The specialized learning centers, of which there are now 80 throughout the country, were developed by Dr. Robert Melillo, a neurology researcher and author of the book “Disconnected Kids,” to help balance the brains of kids with learning disorders, like Mallory.

“What thinking really is is really coordinating different networks in the brain so that we can bring all of those networks together at one time,” Melillo told FoxNews.com. “And if [kids] have poor coordination in their body, they often have poor coordination in their brain -- poor coordination between their networks -- so they can't bring all these networks together to learn in the most optimal way.”

The program uses a combination of sensory motor (physical) exercises and academic learning to help stimulate and strengthen the parts of the brain responsible for certain disorders.

“If you get a child who has really strong left brain and delayed right brain, those are kids that may be labeled with attentional problems or behavioral problems or social issues,” Melillo said. “The easiest way to get their brain to become coordinated is by making their body coordinated, so a large part of what we're doing is this sensory motor interaction, building their muscle tone, building their strength, building their body spatial awareness.”

The program also incorporates what Melillo calls “bionutritional” guidelines to make sure children are getting the proper nutrition for optimal learning.

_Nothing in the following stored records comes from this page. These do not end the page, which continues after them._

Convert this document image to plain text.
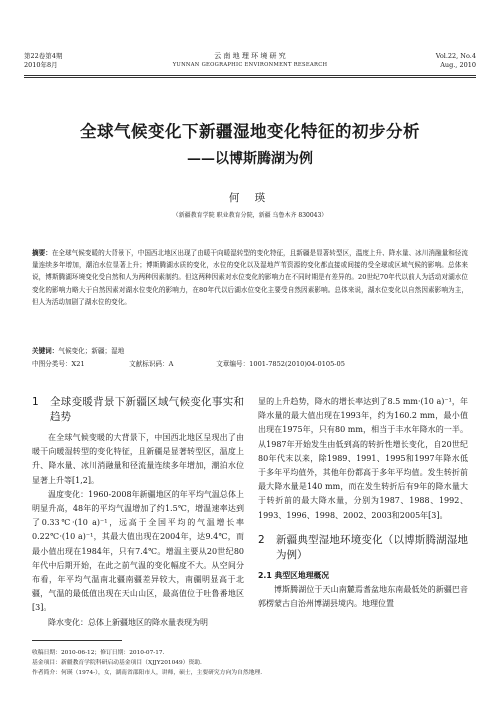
第22卷第4期
2010年8月
云 南 地 理 环 境 研 究
YUNNAN GEOGRAPHIC ENVIRONMENT RESEARCH
Vol.22, No.4
Aug., 2010
全球气候变化下新疆湿地变化特征的初步分析
——以博斯腾湖为例
何 瑛
（新疆教育学院 职业教育分院，新疆 乌鲁木齐 830043）
摘要：在全球气候变暖的大背景下，中国西北地区出现了由暖干向暖湿转型的变化特征，且新疆是显著转型区，温度上升、降水量、冰川消融量和径流量连续多年增加，潮泊水位显著上升；博斯腾湖水质的变化，水位的变化以及湿地芦苇资源的变化都直接或间接的受全球或区域气候的影响。总体来说，博斯腾湖环境变化受自然和人为两种因素制约。但这两种因素对水位变化的影响力在不同时期是有差异的。20世纪70年代以前人为活动对湖水位变化的影响力略大于自然因素对湖水位变化的影响力，在80年代以后湖水位变化主要受自然因素影响。总体来说，湖水位变化以自然因素影响为主，但人为活动加剧了湖水位的变化。
关键词：气候变化；新疆；湿地
中图分类号：X21	文献标识码：A	文章编号：1001-7852(2010)04-0105-05
1	全球变暖背景下新疆区域气候变化事实和趋势

在全球气候变暖的大背景下，中国西北地区呈现出了由暖干向暖湿转型的变化特征，且新疆是显著转型区，温度上升、降水量、冰川消融量和径流量连续多年增加，潮泊水位显著上升等[1,2]。

温度变化：1960-2008年新疆地区的年平均气温总体上明显升高，48年的平均气温增加了约1.5℃，增温速率达到了0.33℃·(10 a)⁻¹，远高于全国平均的气温增长率0.22℃·(10 a)⁻¹，其最大值出现在2004年，达9.4℃，而最小值出现在1984年，只有7.4℃。增温主要从20世纪80年代中后期开始，在此之前气温的变化幅度不大。从空间分布看，年平均气温南北疆南疆差异较大，南疆明显高于北疆，气温的最低值出现在天山山区，最高值位于吐鲁番地区[3]。

降水变化：总体上新疆地区的降水量表现为明

显的上升趋势，降水的增长率达到了8.5 mm·(10 a)⁻¹，年降水量的最大值出现在1993年，约为160.2 mm，最小值出现在1975年，只有80 mm，相当于丰水年降水的一半。从1987年开始发生由低到高的转折性增长变化，自20世纪80年代末以来，除1989、1991、1995和1997年降水低于多年平均值外，其他年份都高于多年平均值。发生转折前最大降水量是140 mm，而在发生转折后有9年的降水量大于转折前的最大降水量，分别为1987、1988、1992、1993、1996、1998、2002、2003和2005年[3]。

2	新疆典型湿地环境变化（以博斯腾湖湿地为例）

2.1 典型区地理概况

博斯腾湖位于天山南麓焉耆盆地东南最低处的新疆巴音郭楞蒙古自治州博湖县境内。地理位置

收稿日期：2010-06-12；修订日期：2010-07-17.
基金项目：新疆教育学院科研启动基金项目（XJJY201049）资助.
作者简介：何瑛（1974-），女，湖南省邵阳市人，讲师，硕士，主要研究方向为自然地理.
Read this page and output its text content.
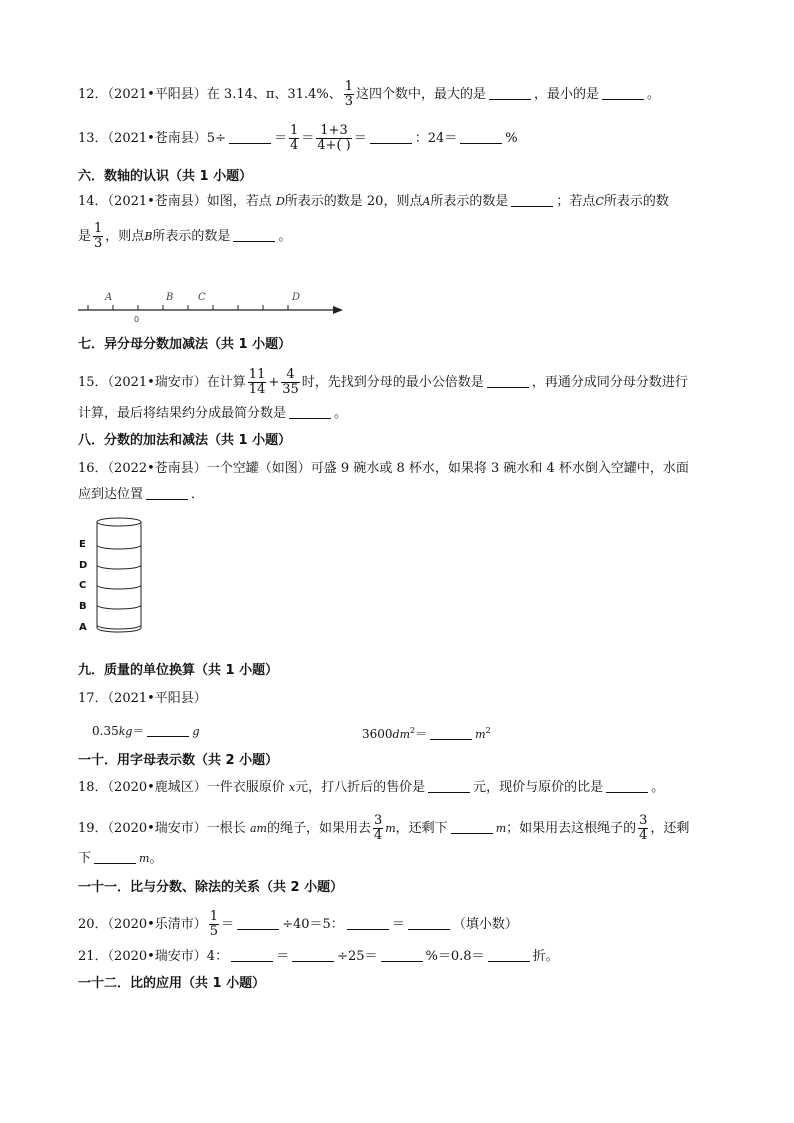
12．（2021•平阳县）在 3.14、π、31.4%、 $\frac{1}{3}$ 这四个数中，最大的是	，最小的是	。
13．（2021•苍南县）5÷	＝ $\frac{1}{4} = \frac{1+3}{4+( )}$ ＝	：24＝	%
六．数轴的认识（共 1 小题）
14．（2021•苍南县）如图，若点 D所表示的数是 20，则点A所表示的数是	；若点C所表示的数
是 $\frac{1}{3}$ ，则点B所表示的数是	。
A
0
B C	D
七．异分母分数加减法（共 1 小题）
15．（2021•瑞安市）在计算 $\frac{11}{14} + \frac{4}{35}$ 时，先找到分母的最小公倍数是	，再通分成同分母分数进行
计算，最后将结果约分成最简分数是	。
八．分数的加法和减法（共 1 小题）
16．（2022•苍南县）一个空罐（如图）可盛 9 碗水或 8 杯水，如果将 3 碗水和 4 杯水倒入空罐中，水面
应到达位置	．
E
D
C
B
A
九．质量的单位换算（共 1 小题）
17．（2021•平阳县）
0.35kg＝	g	$3600dm^2=$	$m^2$
一十．用字母表示数（共 2 小题）
18．（2020•鹿城区）一件衣服原价 x元，打八折后的售价是	元，现价与原价的比是	。
19．（2020•瑞安市）一根长 am的绳子，如果用去 $\frac{3}{4}$ m，还剩下	m；如果用去这根绳子的 $\frac{3}{4}$ ，还剩
下	m。
一十一．比与分数、除法的关系（共 2 小题）
20．（2020•乐清市） $\frac{1}{5}$ ＝	÷40＝5：	＝	（填小数）
21．（2020•瑞安市）4：	＝	÷25＝	%＝0.8＝	折。
一十二．比的应用（共 1 小题）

Parents are a big part of the learning experience and are tasked with at-home exercises to do with their kids.

Mallory attended the Brain Balance Achievement Center three times a week after school for three months at a time, starting in November 2014. She has since gone on to complete two more cycles of Brain Balance learning and no longer takes medication to manage her condition.

“She's playing on the basketball team now, she's involved in theatre -- things that she wasn't able to do because her behaviors prohibited her from doing them,” Amy said. “I really felt very hopeless, before we found Brain Balance, so the fact that I just have hopes for her now is a beautiful thing, and I think she can do anything she wants to do.”